KLH Awasi 19 Perusahaan Terkait Karhutla, Area Terbakar 11.046 Ha

Kementerian Lingkungan Hidup dan Biodiversitas (KLH)/Badan Pengendalian Lingkungan Hidup (BPLH) sedang mengawasi 19 perusahaan yang diduga terlibat dalam kebakaran hutan dan lahan (karhutla) di tujuh provinsi, dengan total area terbakar mencapai 11.046,69 hektare. Penegakan hukum dilakukan melalui tiga jalur: sanksi administratif, sengketa lingkungan hidup atau gugatan perdata, dan pidana. Deputi Penegakan Hukum KLH/BPLH Irjen Pol Rizal Irawan menyampaikan bahwa masih ada 32 perkara karhutla yang belum selesai dalam periode 2023-2025, dengan potensi kerugian lingkungan hidup mencapai Rp5,30 triliun. Perkara pidana ditangani oleh penyidik Polri mulai dari tingkat Polda hingga Mabes Polri.

Pada periode Januari hingga Agustus 2026, KLH/BPLH melakukan tindakan pengawasan terhadap 19 perusahaan tersebar di Sumatera dan Kalimantan. Tindakan pengawasan meliputi pemasangan plang pengawasan, penyegelan, dan langkah-langkah lain oleh Pejabat Pengawas Lingkungan Hidup (PPLH). Area terbakar terbesar berada di Kalimantan Selatan dengan 6.595,15 hektare, diikuhi Kalimantan Barat dengan 2.260,08 hektare, dan Sumatera Selatan dengan 772,72 hektare. Sementara itu, Kalimantan Tengah, Lampung, dan Riau masing-masing memiliki area terbakar yang lebih kecil.
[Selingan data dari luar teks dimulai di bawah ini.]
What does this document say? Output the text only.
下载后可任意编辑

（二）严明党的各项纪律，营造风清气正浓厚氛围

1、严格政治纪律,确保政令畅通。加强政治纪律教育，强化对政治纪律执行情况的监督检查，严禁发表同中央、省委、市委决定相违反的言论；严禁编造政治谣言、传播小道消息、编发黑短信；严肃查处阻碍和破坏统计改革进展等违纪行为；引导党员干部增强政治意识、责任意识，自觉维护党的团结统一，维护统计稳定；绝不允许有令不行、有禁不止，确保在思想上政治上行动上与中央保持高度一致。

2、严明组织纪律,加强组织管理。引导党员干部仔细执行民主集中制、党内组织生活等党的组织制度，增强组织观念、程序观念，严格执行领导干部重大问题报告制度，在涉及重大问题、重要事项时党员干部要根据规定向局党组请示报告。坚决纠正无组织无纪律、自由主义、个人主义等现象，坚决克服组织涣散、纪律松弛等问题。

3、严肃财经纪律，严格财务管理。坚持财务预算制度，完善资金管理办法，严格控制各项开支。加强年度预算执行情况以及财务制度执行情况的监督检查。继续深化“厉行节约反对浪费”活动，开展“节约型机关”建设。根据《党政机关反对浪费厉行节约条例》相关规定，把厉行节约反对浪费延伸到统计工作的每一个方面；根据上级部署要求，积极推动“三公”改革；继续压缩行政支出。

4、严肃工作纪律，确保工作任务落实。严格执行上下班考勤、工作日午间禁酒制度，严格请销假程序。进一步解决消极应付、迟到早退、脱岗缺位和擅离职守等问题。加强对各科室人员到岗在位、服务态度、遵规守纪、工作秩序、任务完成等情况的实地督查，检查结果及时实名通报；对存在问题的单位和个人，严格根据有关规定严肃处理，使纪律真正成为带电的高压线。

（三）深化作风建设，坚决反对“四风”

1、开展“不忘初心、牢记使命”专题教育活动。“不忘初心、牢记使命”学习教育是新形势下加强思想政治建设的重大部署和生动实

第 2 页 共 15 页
Meskipun sudah melakukan pengawasan terhadap 19 perusahaan, pemerintah belum mengungkapkan identitas mereka. KLH/BPLH menyatakan bahwa proses penegakan hukum akan terus berjalan sesuai dengan jenis pelanggaran yang ditemukan, baik melalui jalur administratif, perdata, maupun pidana.